Water inlet pipe and outlet pipe for water contaminated with fragmented product from the filter cartridge pass through the lid of the reaction vessel. To optimize the fractionation process, the flow that provides the turbulence is controlled by force, and in the direction at the beginning of the flow. This device for creating the flow and swirl of the fragmented product here covers the high voltage electrode coaxially. The supply pipe feeds a coaxially located annular pipe. The annular pipeline is electrically reliably mounted on the vessel wall, resisting shock waves at reasonable cost.

The nozzles are arranged to orient in the discharge direction, so that, depending on the product to be fragmented, an optimum turbulence for the process can be set or adjusted. The flow rate is set using a pump pumping clean process fluid into the annular pipeline. Nozzles direct currents past the bottom to its center. The fragmented product precipitated and precipitated there is constantly vortexed and maintained in suspension. Deprived area currents are prevented in the entire volume of water.

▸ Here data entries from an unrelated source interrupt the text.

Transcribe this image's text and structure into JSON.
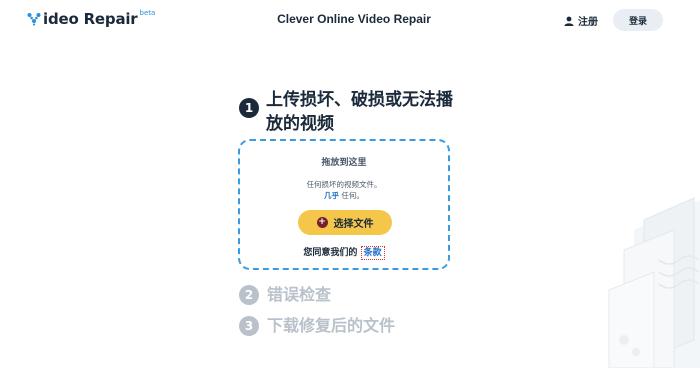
{
  "header": {
    "logo": {
      "prefix_icon": "v-logo-icon",
      "text": "ideo Repair",
      "badge": "beta"
    },
    "title": "Clever Online Video Repair",
    "register_label": "注册",
    "login_label": "登录"
  },
  "steps": [
    {
      "number": "1",
      "title": "上传损坏、破损或无法播放的视频",
      "active": true
    },
    {
      "number": "2",
      "title": "错误检查",
      "active": false
    },
    {
      "number": "3",
      "title": "下载修复后的文件",
      "active": false
    }
  ],
  "dropzone": {
    "drop_label": "拖放到这里",
    "hint_line1": "任何损坏的视频文件。",
    "hint_line2_strong": "几乎",
    "hint_line2_rest": " 任何。",
    "select_button_label": "选择文件",
    "terms_prefix": "您同意我们的",
    "terms_link": "条款"
  },
  "colors": {
    "primary_dark": "#1b2a3a",
    "accent_blue": "#3a9be0",
    "button_yellow": "#f4c64a",
    "inactive_gray": "#b9c2cb"
  }
}
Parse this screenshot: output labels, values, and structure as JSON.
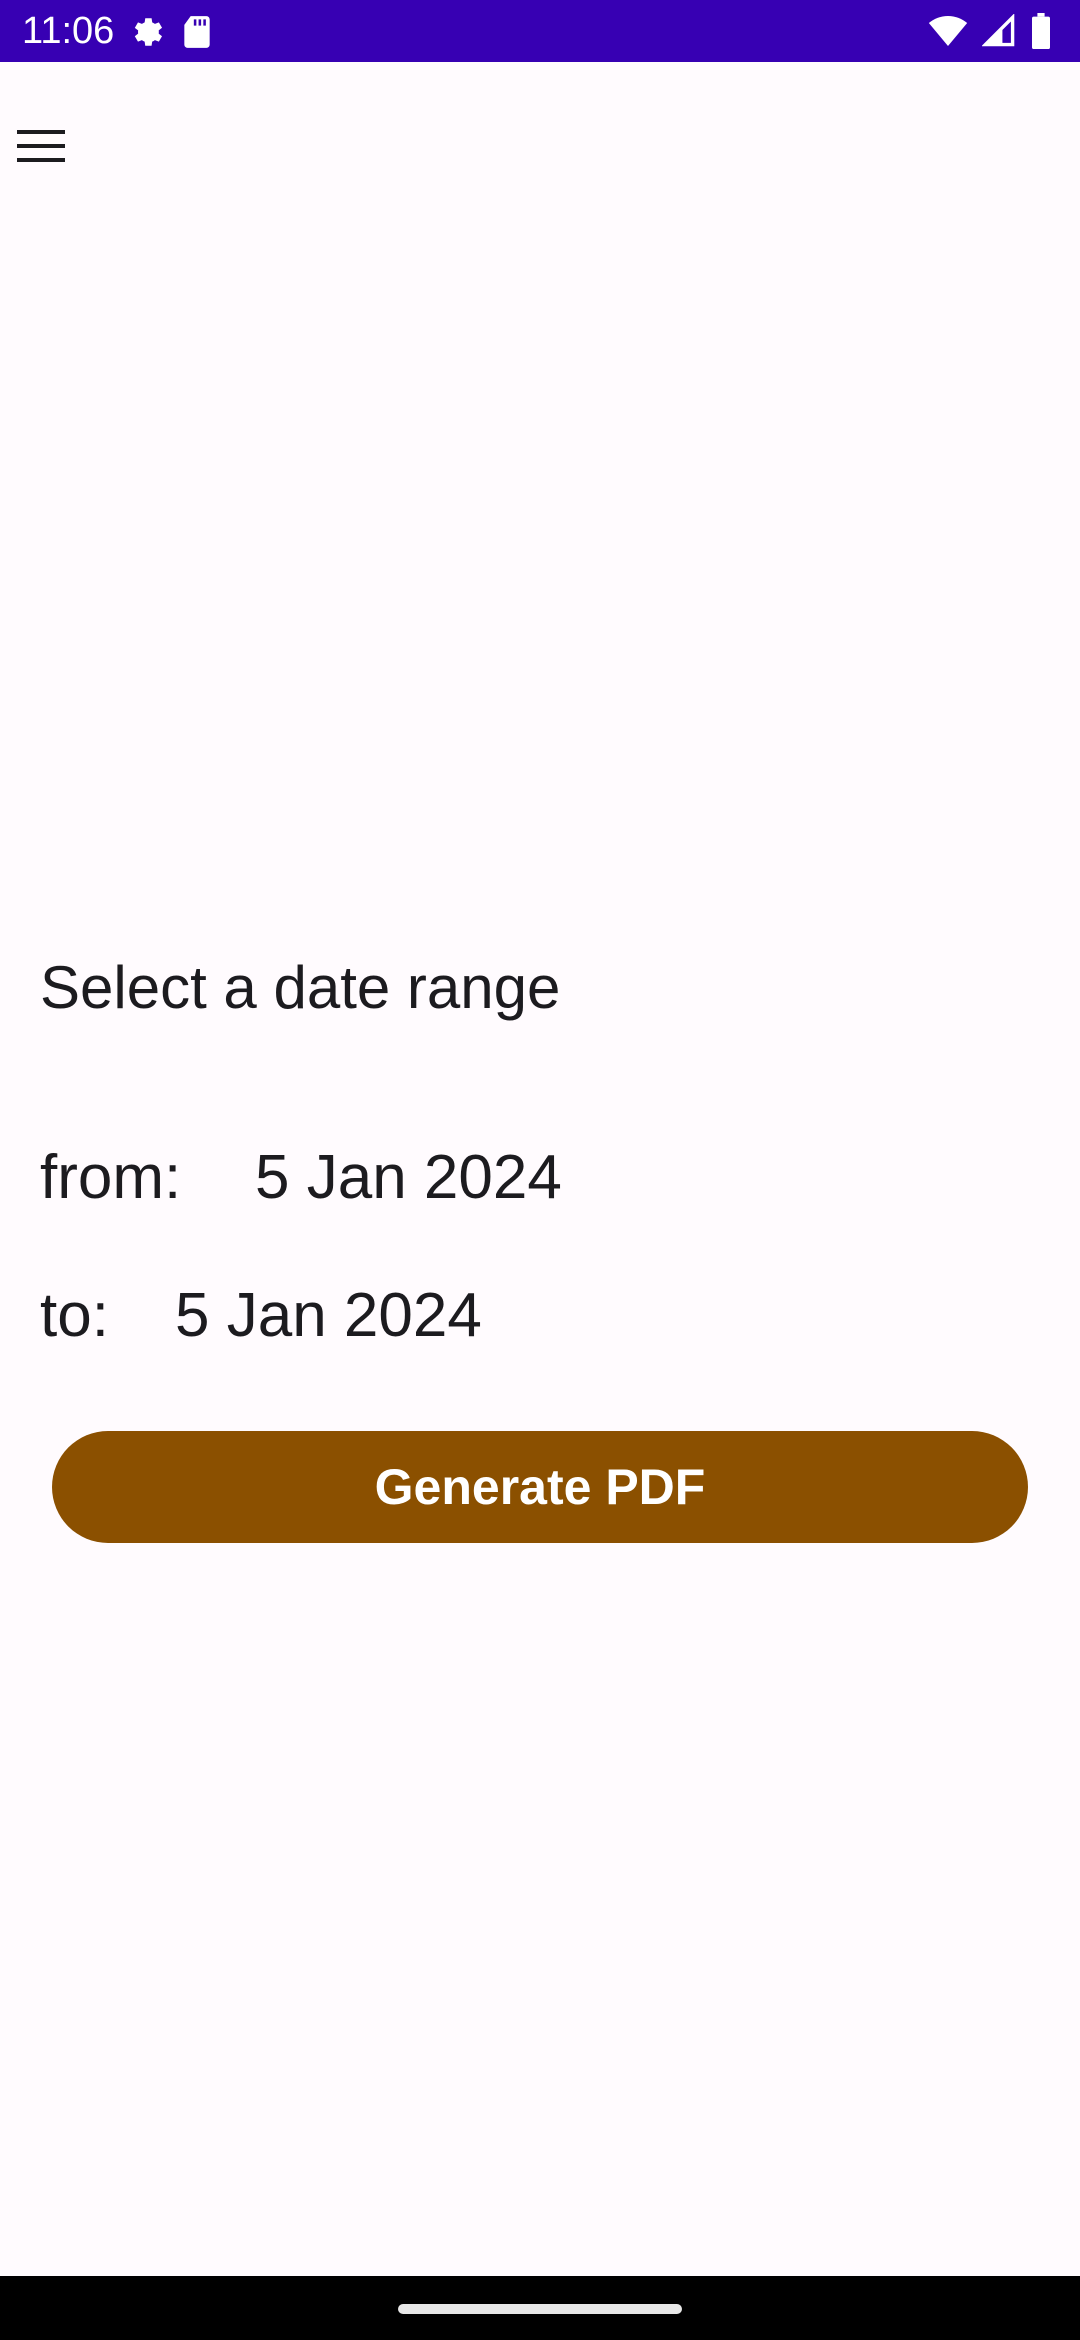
{
  "status_bar": {
    "time": "11:06",
    "left_icons": [
      "gear-icon",
      "sd-card-icon"
    ],
    "right_icons": [
      "wifi-icon",
      "signal-icon",
      "battery-icon"
    ],
    "background_color": "#3700b3"
  },
  "toolbar": {
    "menu_icon": "hamburger-menu-icon"
  },
  "date_range": {
    "title": "Select a date range",
    "from_label": "from:",
    "from_value": "5 Jan 2024",
    "to_label": "to:",
    "to_value": "5 Jan 2024"
  },
  "actions": {
    "generate_label": "Generate PDF",
    "button_color": "#8b5000"
  }
}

The filter cartridge is completely immersed in water. The grill surrounding the filter cartridge will determine by the size of its cells the largest suction grain size. The suspension passing through the filter cartridge is separated using the centrifuge shown on the right into a liquid fraction, process water and solid fractions. Water is returned via the supply pipe to the ring pipe to the reaction vessel, possibly having previously been mixed with fresh water.

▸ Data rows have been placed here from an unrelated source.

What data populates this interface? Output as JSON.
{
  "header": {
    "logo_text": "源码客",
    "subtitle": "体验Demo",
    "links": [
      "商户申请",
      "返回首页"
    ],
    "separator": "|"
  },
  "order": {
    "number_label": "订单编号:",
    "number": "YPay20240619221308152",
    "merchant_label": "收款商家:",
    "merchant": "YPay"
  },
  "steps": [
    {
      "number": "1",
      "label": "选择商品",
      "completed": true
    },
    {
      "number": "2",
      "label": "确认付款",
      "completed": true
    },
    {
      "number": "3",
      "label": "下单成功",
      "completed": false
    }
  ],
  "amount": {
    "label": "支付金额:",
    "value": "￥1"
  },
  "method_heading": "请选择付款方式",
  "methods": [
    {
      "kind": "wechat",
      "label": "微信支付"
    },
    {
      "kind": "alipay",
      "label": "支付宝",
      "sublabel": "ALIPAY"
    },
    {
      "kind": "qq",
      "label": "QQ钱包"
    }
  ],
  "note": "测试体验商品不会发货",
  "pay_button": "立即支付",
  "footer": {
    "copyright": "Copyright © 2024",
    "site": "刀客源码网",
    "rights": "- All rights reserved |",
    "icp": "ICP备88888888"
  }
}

A new fragmented product is charged through a branch pipe to the left of the reaction vessel.

Depending on the size of the reaction vessel, a significant simplification of the maintenance and repair work arises when the bottom of the reaction vessel can be unscrewed and laid to the side by means of a console mounted rotatably on the right support.

Claims (6)

1. Fragmentation unit containing a rechargeable electric energy accumulator, an electrode pair connected to it, both ends of which are located at a distance opposite each other in the process fluid located in the reaction vessel, one of both electrodes lying on the reference potential, and the other on the high voltage electrode - made with the possibility of pulse loading through the output switch with a high voltage from the energy accumulator, characterized in that a device is installed in the reaction vessel A device for maintaining the fragmented product in the process fluid in suspension, as well as in the reaction vessel, a device is installed for withdrawing from the suspension fractions of the fragmented product, consisting of particles of equal or smaller than a given particle size; feeding to the device for separation into solid and liquid phases and returning to the reaction vessel fractions of a fragmented product, consisting of particles larger than this predetermined particle size; at least one return line for the process fluid enters the reaction vessel. 2. Installation according to claim 1, characterized in that the suspension-supporting device is configured to guide a fragmented product located in the process fluid through the reaction zone without forming dead regions in the suspension. 3. Installation according to claim 2, characterized in that the device for outputting fractions of the fragmented product in the reaction vessel is made in the form of a classifier in the upward flow. 4. Installation according to claim 2, characterized in that the device for outputting fractions of the fragmented product is made in the form of a hydrocyclone. 5. Installation according to claim 2, characterized in that the device for outputting fractions of the fragmented product is made in the form of at least one filter taking into account a given particle size. 6. Installation according to one of claims 3 to 5, characterized in that the process liquid extracted during the separation into liquid and solid phases is returned to the reaction vessel through one or more nozzles with the possibility of maintaining the process product in the reaction zone in suspension as much as possible completely.